Usai Tantangan Covid-19, Ini Dia Tantangan Baru APBN 2023

Menteri Keuangan Sri Mulyani Indrawati menyatakan perang antara Ukraina dan Rusia menjadi salah satu faktor risiko yang dipertimbangkan pemerintah dalam merancang APBN 2023.

Sri Mulyani mengatakan pemerintah telah memperkirakan kasus Covid-19 akan menurun dan menjadi transisi dari pandemi ke endemic pada tahun depan. Namun, perang di Ukraina menjadi risiko baru yang tidak kalah menantangnya.

Dalam konferensi video tanggal 18 April 2022, ia menjelaskan tahun depan akan muncul risiko baru dari sisi perang di Ukraina dan ketegangan geopolitik yang menyebabkan kenaikan harga komoditas serta dapat mendorong inflasi tinggi di seluruh dunia, terutama di negara maju.

Sri Mulyani menjelaskan pemerintah mempertimbangkan tiap risiko dalam menyusun APBN 2023, termasuk perang Rusia-Ukraina. Menurutnya, pemerintah akan menjalankan komitmen yang menyehatkan kembali APBN pada 2023, tetapi pada saat yang sama tetap dapat mendukung pemulihan ekonomi serta program pembangunan nasional.

Ia menilai kenaikan harga komoditas dan inflasi yang tinggi dapat menyebabkan pengetatan kebijakan moneter, baik dari sisi likuiditas ataupun suku bunga. Hal ini pun dapat menimbulkan potensi volatilitas arus modal dan nilai tukar, serta tekanan pada sektor keuangan.

Sri Mulyani mengatakan pemerintah akan mempertimbangkan tiap risiko dalam menyusun APBN 2023, termasuk perang Rusia-Ukraina. Ia menjelaskan, pemerintah dapat menjalankan komitmen menyehatkan kembali APBN pada 2023, tetapi di saat yang sama tetap akan mendukung pemulihan ekonomi dan program pembangunan nasional.

Ia menilai kenaikan harga komoditas dan inflasi yang tinggi memberikan pengetatan kebijakan moneter, baik dari sisi likuiditas ataupun suku bunga. Hal ini kemudian, akan menimbulkan potensi volatilitas arus modal dan nilai tukar, serta tekanan pada sektor keuangan.

Menurut Sri Mulyani, berbagai persoalan akan mengakibatkan pemulihan ekonomi yang melemah secara global. Berdasarkan proyeksi OECD, pertumbuhan ekonomi dunia akan melemah 1% dari sebelumnya 4,5% menjadi hanya 3,5%.

Kemudian, World Bank juga merevisi ke bawah proyeksi pertumbuhan ekonomi global dari 4,4% menjadi 3,5%. Sementara itu, World Trade Organization memprediksi pertumbuhan ekonomi dunia akan melemah dari 4,4% menjadi 3,1%-3,7%.

Di lain sisi, laju inflasi diperkirakan akan mengalami kenaikan. Menurut World Bank, inflasi di negara maju akan meningkat dari 3,9% menjadi 5,7%, sedangkan pada negara berkembang tentu mengalami tekanan dari 5,9% menjadi 8,6%. Kondisi ni tentu dapat menimbulkan dampak yang sangat rumit.
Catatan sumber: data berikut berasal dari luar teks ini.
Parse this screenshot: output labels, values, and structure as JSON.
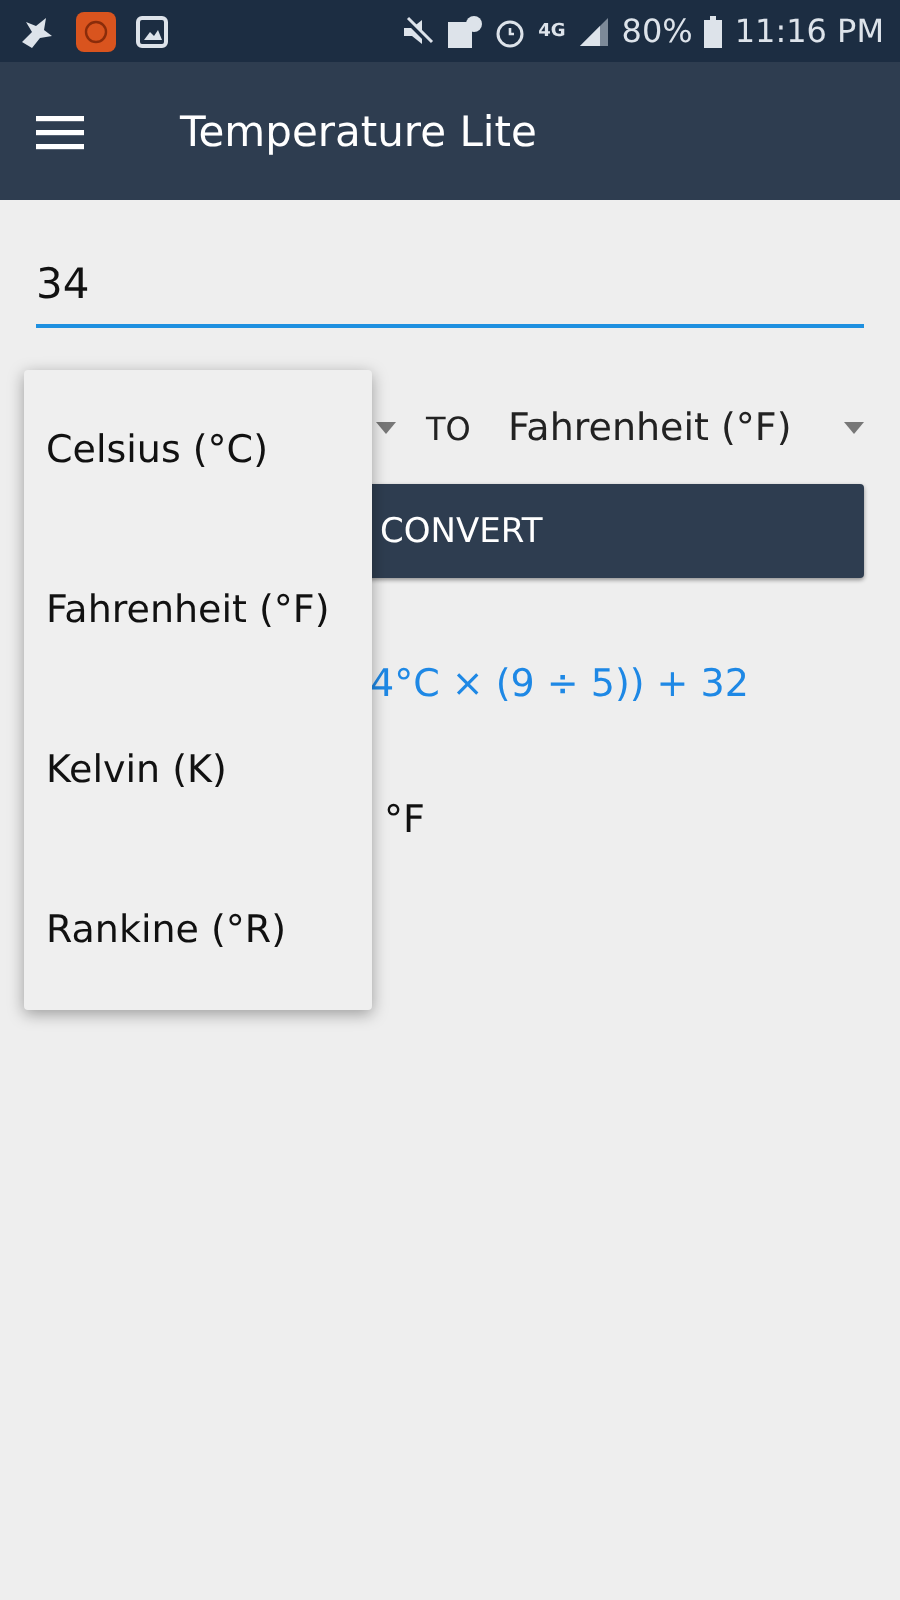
{
  "status_bar": {
    "network": "4G",
    "battery": "80%",
    "time": "11:16 PM"
  },
  "app_bar": {
    "title": "Temperature Lite"
  },
  "input": {
    "value": "34"
  },
  "to_label": "TO",
  "to_unit": "Fahrenheit (°F)",
  "convert_button": "CONVERT",
  "formula": "4°C × (9 ÷ 5)) + 32",
  "result": "°F",
  "menu": [
    {
      "label": "Celsius (°C)",
      "selected": false
    },
    {
      "label": "Fahrenheit (°F)",
      "selected": false
    },
    {
      "label": "Kelvin (K)",
      "selected": false
    },
    {
      "label": "Rankine (°R)",
      "selected": false
    }
  ]
}
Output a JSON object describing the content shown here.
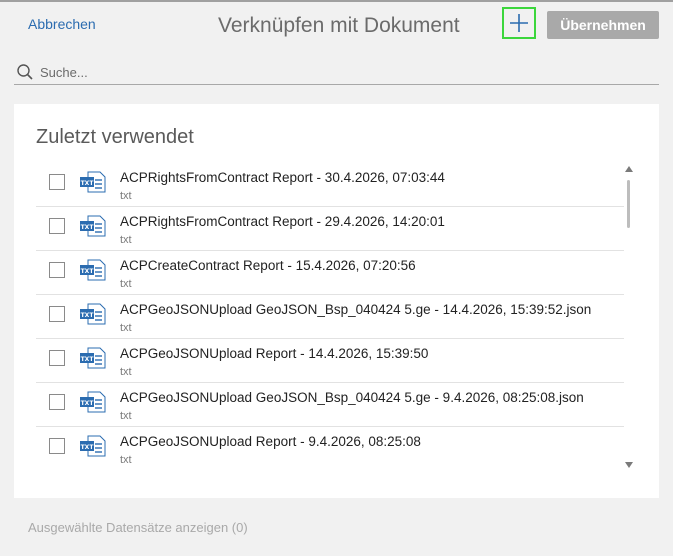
{
  "header": {
    "cancel_label": "Abbrechen",
    "title": "Verknüpfen mit Dokument",
    "add_icon": "plus-icon",
    "apply_label": "Übernehmen"
  },
  "search": {
    "placeholder": "Suche...",
    "value": ""
  },
  "recent": {
    "title": "Zuletzt verwendet",
    "items": [
      {
        "title": "ACPRightsFromContract Report - 30.4.2026, 07:03:44",
        "type": "txt",
        "icon": "txt-file-icon"
      },
      {
        "title": "ACPRightsFromContract Report - 29.4.2026, 14:20:01",
        "type": "txt",
        "icon": "txt-file-icon"
      },
      {
        "title": "ACPCreateContract Report - 15.4.2026, 07:20:56",
        "type": "txt",
        "icon": "txt-file-icon"
      },
      {
        "title": "ACPGeoJSONUpload GeoJSON_Bsp_040424 5.ge - 14.4.2026, 15:39:52.json",
        "type": "txt",
        "icon": "txt-file-icon"
      },
      {
        "title": "ACPGeoJSONUpload Report - 14.4.2026, 15:39:50",
        "type": "txt",
        "icon": "txt-file-icon"
      },
      {
        "title": "ACPGeoJSONUpload GeoJSON_Bsp_040424 5.ge - 9.4.2026, 08:25:08.json",
        "type": "txt",
        "icon": "txt-file-icon"
      },
      {
        "title": "ACPGeoJSONUpload Report - 9.4.2026, 08:25:08",
        "type": "txt",
        "icon": "txt-file-icon"
      }
    ]
  },
  "footer": {
    "show_selected_label": "Ausgewählte Datensätze anzeigen (0)"
  },
  "colors": {
    "accent": "#2b6cb0",
    "add_button_border": "#3cd63c",
    "apply_button_bg": "#a9a9a9",
    "file_icon": "#2b6cb0"
  }
}
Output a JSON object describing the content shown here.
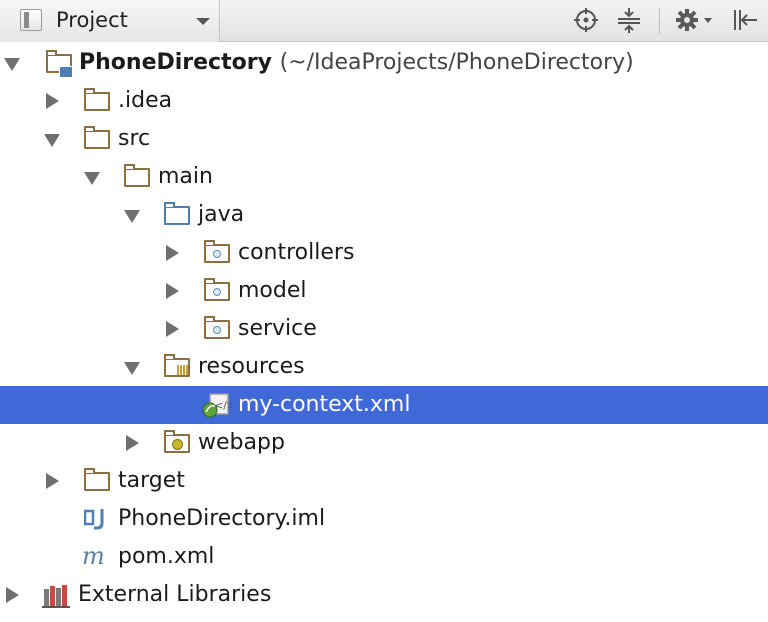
{
  "toolbar": {
    "view_label": "Project",
    "icons": [
      "project-view-icon",
      "locate-icon",
      "collapse-all-icon",
      "gear-icon",
      "hide-icon"
    ]
  },
  "tree": {
    "root": {
      "label": "PhoneDirectory",
      "path": "(~/IdeaProjects/PhoneDirectory)"
    },
    "idea": {
      "label": ".idea"
    },
    "src": {
      "label": "src"
    },
    "main": {
      "label": "main"
    },
    "java": {
      "label": "java"
    },
    "controllers": {
      "label": "controllers"
    },
    "model": {
      "label": "model"
    },
    "service": {
      "label": "service"
    },
    "resources": {
      "label": "resources"
    },
    "context": {
      "label": "my-context.xml",
      "selected": true
    },
    "webapp": {
      "label": "webapp"
    },
    "target": {
      "label": "target"
    },
    "iml": {
      "label": "PhoneDirectory.iml"
    },
    "pom": {
      "label": "pom.xml"
    },
    "libs": {
      "label": "External Libraries"
    }
  },
  "colors": {
    "selection": "#3f69d6",
    "folder": "#8b6f3e",
    "source_folder": "#4d7fb3"
  }
}
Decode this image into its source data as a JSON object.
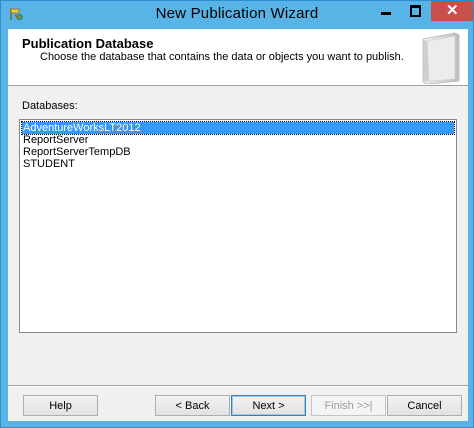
{
  "window": {
    "title": "New Publication Wizard",
    "icon": "wizard-app-icon",
    "controls": {
      "minimize_icon": "minimize-icon",
      "maximize_icon": "maximize-icon",
      "close_label": "✕"
    }
  },
  "header": {
    "title": "Publication Database",
    "description": "Choose the database that contains the data or objects you want to publish.",
    "graphic": "wizard-page-graphic"
  },
  "databases": {
    "label": "Databases:",
    "items": [
      "AdventureWorksLT2012",
      "ReportServer",
      "ReportServerTempDB",
      "STUDENT"
    ],
    "selected": "AdventureWorksLT2012"
  },
  "buttons": {
    "help": "Help",
    "back": "< Back",
    "next": "Next >",
    "finish": "Finish >>|",
    "cancel": "Cancel"
  },
  "colors": {
    "titlebar": "#58b3e6",
    "close_button": "#c7504b",
    "selection": "#3399ff"
  }
}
Dengan kenaikan laju inflasi dan pengetatan moneter tersebut, Sri Mulyani menjelaskan pemerintah akan berhati-hati dalam mengelola utang. Hal ini dikarenakan, kondisi tersebut akan menimbulkan tekanan dari sisi bunga utang dan cicilan yang harus dibayarkan oleh pemerintah.
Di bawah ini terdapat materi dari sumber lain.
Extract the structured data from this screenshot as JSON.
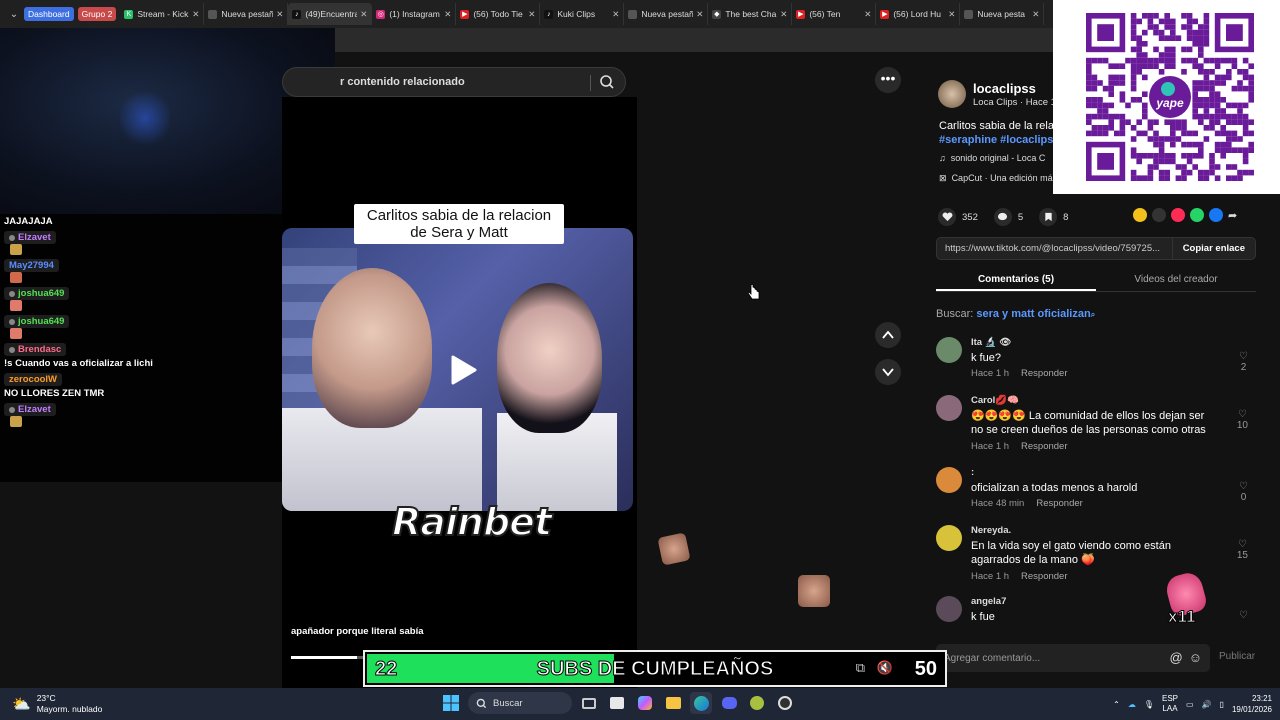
{
  "browser": {
    "groups": [
      {
        "label": "Dashboard",
        "color": "#3d6fe0"
      },
      {
        "label": "Grupo 2",
        "color": "#c84a4a"
      }
    ],
    "tabs": [
      {
        "label": "Stream - Kick",
        "icon_color": "#29c36a",
        "icon": "kick-icon"
      },
      {
        "label": "Nueva pestaña",
        "icon_color": "#555555",
        "icon": "blank-page-icon"
      },
      {
        "label": "(49)Encuentra",
        "icon_color": "#111111",
        "icon": "tiktok-icon",
        "active": true
      },
      {
        "label": "(1) Instagram",
        "icon_color": "#d6287a",
        "icon": "instagram-icon"
      },
      {
        "label": "(56) Todo Tie",
        "icon_color": "#e02020",
        "icon": "youtube-icon"
      },
      {
        "label": "Kuki Clips",
        "icon_color": "#111111",
        "icon": "tiktok-icon"
      },
      {
        "label": "Nueva pestaña",
        "icon_color": "#555555",
        "icon": "blank-page-icon"
      },
      {
        "label": "The best Cha",
        "icon_color": "#444444",
        "icon": "web-icon"
      },
      {
        "label": "(56) Ten",
        "icon_color": "#e02020",
        "icon": "youtube-icon"
      },
      {
        "label": "(56) Lord Hu",
        "icon_color": "#e02020",
        "icon": "youtube-icon"
      },
      {
        "label": "Nueva pesta",
        "icon_color": "#555555",
        "icon": "blank-page-icon"
      }
    ]
  },
  "chat": {
    "lines": [
      {
        "type": "text",
        "text": "JAJAJAJA"
      },
      {
        "type": "user",
        "name": "Elzavet",
        "color": "#c37dff",
        "emote": "#c9a24a"
      },
      {
        "type": "user",
        "name": "May27994",
        "color": "#5b8cff",
        "emote": "#d06a4a"
      },
      {
        "type": "user",
        "name": "joshua649",
        "color": "#52e052",
        "emote": "#e07a6a"
      },
      {
        "type": "user",
        "name": "joshua649",
        "color": "#52e052",
        "emote": "#e07a6a"
      },
      {
        "type": "user",
        "name": "Brendasc",
        "color": "#ff6a8a",
        "msg": "!s Cuando vas a oficializar a lichi"
      },
      {
        "type": "user",
        "name": "zerocoolW",
        "color": "#ff9a2a",
        "msg": "NO LLORES ZEN TMR"
      },
      {
        "type": "user",
        "name": "Elzavet",
        "color": "#c37dff",
        "emote": "#c9a24a"
      }
    ]
  },
  "tiktok": {
    "search_text": "r contenido relacionado",
    "caption_line1": "Carlitos sabia de la relacion",
    "caption_line2": "de Sera y Matt",
    "watermark": "Rainbet",
    "video_description": "apañador porque literal sabía",
    "progress": 0.2,
    "author": {
      "username": "locaclipss",
      "subtitle": "Loca Clips · Hace 1",
      "desc": "Carlitos sabia de la rela",
      "tags": "#seraphine #locaclipss",
      "sound": "sonido original - Loca C",
      "capcut": "CapCut · Una edición má"
    },
    "stats": {
      "likes": "352",
      "comments": "5",
      "saves": "8"
    },
    "share_colors": [
      "#f2c21b",
      "#333333",
      "#fe2c55",
      "#25d366",
      "#1877f2"
    ],
    "link": {
      "url": "https://www.tiktok.com/@locaclipss/video/759725...",
      "copy_label": "Copiar enlace"
    },
    "tab_comments": "Comentarios (5)",
    "tab_creator": "Videos del creador",
    "search_prefix": "Buscar:",
    "search_query": "sera y matt oficializan",
    "comments": [
      {
        "user": "Ita 🔬 👁",
        "text": "k fue?",
        "time": "Hace 1 h",
        "likes": "2",
        "avatar": "#6a8a6a"
      },
      {
        "user": "Carol💋🧠",
        "text": "😍😍😍😍 La comunidad de ellos los dejan ser no se creen dueños de las personas como otras",
        "time": "Hace 1 h",
        "likes": "10",
        "avatar": "#8a6a7a"
      },
      {
        "user": ":",
        "text": "oficializan a todas menos a harold",
        "time": "Hace 48 min",
        "likes": "0",
        "avatar": "#d98a3a"
      },
      {
        "user": "Nereyda.",
        "text": "En la vida soy el gato viendo como están agarrados de la mano 🍑",
        "time": "Hace 1 h",
        "likes": "15",
        "avatar": "#d8c23a"
      },
      {
        "user": "angela7",
        "text": "k fue",
        "time": "",
        "likes": "",
        "avatar": "#5a4a5a"
      }
    ],
    "reply_label": "Responder",
    "comment_placeholder": "Agregar comentario...",
    "publish_label": "Publicar",
    "reaction_badge": "x11"
  },
  "overlay": {
    "subs_current": "22",
    "subs_title": "SUBS DE CUMPLEAÑOS",
    "subs_goal": "50",
    "subs_progress": 0.44,
    "qr_brand": "yape",
    "qr_color": "#6a1b9a"
  },
  "taskbar": {
    "temp": "23°C",
    "weather": "Mayorm. nublado",
    "search": "Buscar",
    "lang1": "ESP",
    "lang2": "LAA",
    "time": "23:21",
    "date": "19/01/2026"
  }
}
Ia juga menambahkan, hal ini akan menjadi pertimbangan sebagai bagian untuk mendesain APBN 2023 menuju defisit di bawah 3%, yaitu agar jumlah kebutuhan untuk menerbitkan surat utang yang dapat diturunkan secara bertahap. APBN 2023 direncanakan untuk mendesain pendapatan negara dengan rentangan 11,28%-11,76% PDB atau senilai Rp2.255,5 triliun hingga Rp2.382,6 triliun. Kemudian, belanja negara didesain dengan kisaran 14,09%-14,71% PDB atau Rp2.818,1 triliun hingga Rp2.979,3 triliun.